What’s Indica, Sativa, and Hybrid?

These terms describe three categories of cannabis strains that may have distinct characteristics. Indica strains may be better for pain relief and more sedating. Sativa strains may be more energizing, mentally stimulating and mood lifting. Hybrid strains may offer the best of both worlds. In reality, these classifications are often not an effective way to guide consumer choice. Use the guidelines above to find the best products instead of choosing indica vs sativa.

What about strain names?

While some strains are named for their medicinal qualities, many have names that are not descriptive, and some not at all appropriate for a healing herb.
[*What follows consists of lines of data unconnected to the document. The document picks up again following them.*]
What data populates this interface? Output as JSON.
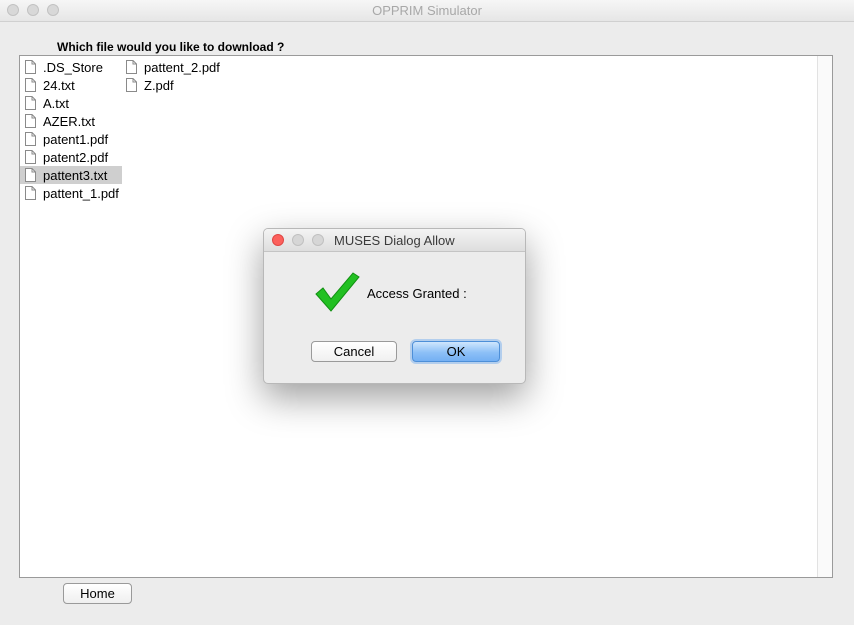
{
  "window": {
    "title": "OPPRIM Simulator"
  },
  "prompt": {
    "question": "Which file would you like to download ?"
  },
  "files": [
    {
      "name": ".DS_Store",
      "selected": false
    },
    {
      "name": "24.txt",
      "selected": false
    },
    {
      "name": "A.txt",
      "selected": false
    },
    {
      "name": "AZER.txt",
      "selected": false
    },
    {
      "name": "patent1.pdf",
      "selected": false
    },
    {
      "name": "patent2.pdf",
      "selected": false
    },
    {
      "name": "pattent3.txt",
      "selected": true
    },
    {
      "name": "pattent_1.pdf",
      "selected": false
    },
    {
      "name": "pattent_2.pdf",
      "selected": false
    },
    {
      "name": "Z.pdf",
      "selected": false
    }
  ],
  "buttons": {
    "home": "Home"
  },
  "dialog": {
    "title": "MUSES Dialog Allow",
    "message": "Access Granted :",
    "cancel_label": "Cancel",
    "ok_label": "OK",
    "icon": "checkmark-icon",
    "icon_color": "#22c022"
  },
  "colors": {
    "selection": "#cfcfcf",
    "close_button": "#fc605c",
    "ok_button": "#8dc0f7"
  }
}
Two products with the same strain name, from different producers or different harvests, may in fact have very different medicinal effects. The best way to distinguish between strains is to look closely and observe the aroma.


[1]The compounds in cannabis that create the aroma, known as terpenes, are physiologically active and can modify the medicinal effect.

[2]The psychoactivity of a strain is mostly based on the ratio of CBD:THC. At 1:1 the psychoactivity begins to diminish, and at 4:1 or higher most users will not experience a psychoactive effect.